Projetos de lei querem reconhecer vaquejada como cultura e esporte


Dez projetos que propõem regularizar a vaquejada no Brasil estão em tramitação no Senado e na Câmara Federal. Conforme dados do Senado, até a quarta-feira (26), seguiam em análise na Casa uma Proposta de Emenda Constitucional (PEC), um Projeto de Lei aprovado na Câmara Federal (PLC) e dois Projetos de Lei do Senado (PLS). Em oposição aos quatro, um PLS que proíbe a prática de vaquejadas e rodeios também está sob avaliação do Senado. Raimundo Lira, senador do PMDB pela Paraíba, é autor de um dos projetos a favor da vaquejada.


Contra

Na defesa do fim da vaquejada, a People for the Ethical Treatment of Animals (PETA), em contato com o Boas Escolhas, prevê o fim da prática em todo o mundo. ''A Suprema Corte tomou a decisão certa, tão esperada, quando baniu a vaquejada e poupou os bois do inconcebível terror e tormento de serem perseguidos através de uma arena, violentamente puxados pelo rabo e derrubados com as costas no chão – muitas vezes causando-lhes ferimentos mortais. Uma vez que o público rejeita, esmagadoramente, o abuso arbitrário e gratuito de animais, todas as formas de touradas vão desaparecer pelo mundo, permitindo que o conhecimento e a compreensão tomem o lugar da ignorância e da arrogância'', declarou umas das gestoras da PETA na América Latina, Alicia Aguayo.

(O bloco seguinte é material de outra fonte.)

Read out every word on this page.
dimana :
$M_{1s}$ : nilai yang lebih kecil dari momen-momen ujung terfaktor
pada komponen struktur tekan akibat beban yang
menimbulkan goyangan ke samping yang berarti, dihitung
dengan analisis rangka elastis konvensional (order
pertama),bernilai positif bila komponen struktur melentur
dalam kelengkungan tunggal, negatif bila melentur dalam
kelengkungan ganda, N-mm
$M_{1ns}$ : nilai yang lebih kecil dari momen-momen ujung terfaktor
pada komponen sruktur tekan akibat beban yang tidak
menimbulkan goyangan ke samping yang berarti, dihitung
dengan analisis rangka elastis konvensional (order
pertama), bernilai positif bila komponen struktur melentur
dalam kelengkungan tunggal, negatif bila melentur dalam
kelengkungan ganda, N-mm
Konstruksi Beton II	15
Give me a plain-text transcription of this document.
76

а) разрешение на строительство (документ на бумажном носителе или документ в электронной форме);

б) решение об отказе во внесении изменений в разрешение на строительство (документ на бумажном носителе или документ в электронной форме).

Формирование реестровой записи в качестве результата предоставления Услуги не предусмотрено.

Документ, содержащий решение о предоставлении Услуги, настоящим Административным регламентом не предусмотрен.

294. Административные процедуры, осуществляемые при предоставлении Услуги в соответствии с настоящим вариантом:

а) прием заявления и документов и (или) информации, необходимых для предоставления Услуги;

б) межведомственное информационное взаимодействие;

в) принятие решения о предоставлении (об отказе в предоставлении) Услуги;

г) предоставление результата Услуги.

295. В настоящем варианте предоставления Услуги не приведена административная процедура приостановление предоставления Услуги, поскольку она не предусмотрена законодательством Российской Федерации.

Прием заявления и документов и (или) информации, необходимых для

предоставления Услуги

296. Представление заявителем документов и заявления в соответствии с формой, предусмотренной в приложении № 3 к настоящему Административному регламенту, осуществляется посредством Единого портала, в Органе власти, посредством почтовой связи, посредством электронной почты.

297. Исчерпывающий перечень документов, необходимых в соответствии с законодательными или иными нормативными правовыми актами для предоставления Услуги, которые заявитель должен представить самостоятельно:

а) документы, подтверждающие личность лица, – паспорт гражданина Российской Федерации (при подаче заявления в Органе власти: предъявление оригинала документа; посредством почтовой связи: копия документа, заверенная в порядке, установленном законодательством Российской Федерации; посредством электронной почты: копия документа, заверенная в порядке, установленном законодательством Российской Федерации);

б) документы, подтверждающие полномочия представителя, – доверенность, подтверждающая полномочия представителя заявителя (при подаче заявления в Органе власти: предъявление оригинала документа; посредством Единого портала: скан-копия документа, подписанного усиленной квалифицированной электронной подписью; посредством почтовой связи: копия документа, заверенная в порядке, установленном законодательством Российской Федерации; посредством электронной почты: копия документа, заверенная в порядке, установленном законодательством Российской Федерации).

Em oposição aos projetos que defendem a formalização da prática, a senadora Gleisi Hoffman é autora do PL 650 de 2015, que prevê a criação do Sistema Nacional de Proteção e Defesa do Bem-Estar dos Animais (Sinapra) e do Conselho Nacional de Proteção e Defesa do Bem-Estar dos Animais (Conapra). A propositura prevê a inviabilização da realização de vaquejadas e rodeios, ou qualquer uso de animais em espetáculos.

A favor

A Associação Brasileira de Vaquejada (Abvaq) informou que as mobilizações em defesa da prática superaram as expectativas. Além de chamar a atenção da sociedade para a importância da prática cultural e esportiva, o ato sensibilizou autoridades para a necessidade de sua regulamentação. Após ouvir as sugestões de caminhos por parte das autoridades, os representantes das associações vão se reunir nos próximos dias para discutir os passos a seguir e oficializar uma posição. ''Vamos fazer nossa lição de casa. Recolhemos muitas informações e sugestões em Brasília, agora é estudar qual o melhor caminho para que a solução seja ágil e boa para o país'', afirmou o presidente da ABVAQ, Paulo Fernando Cavalcante de Morais Filho, o Cuca.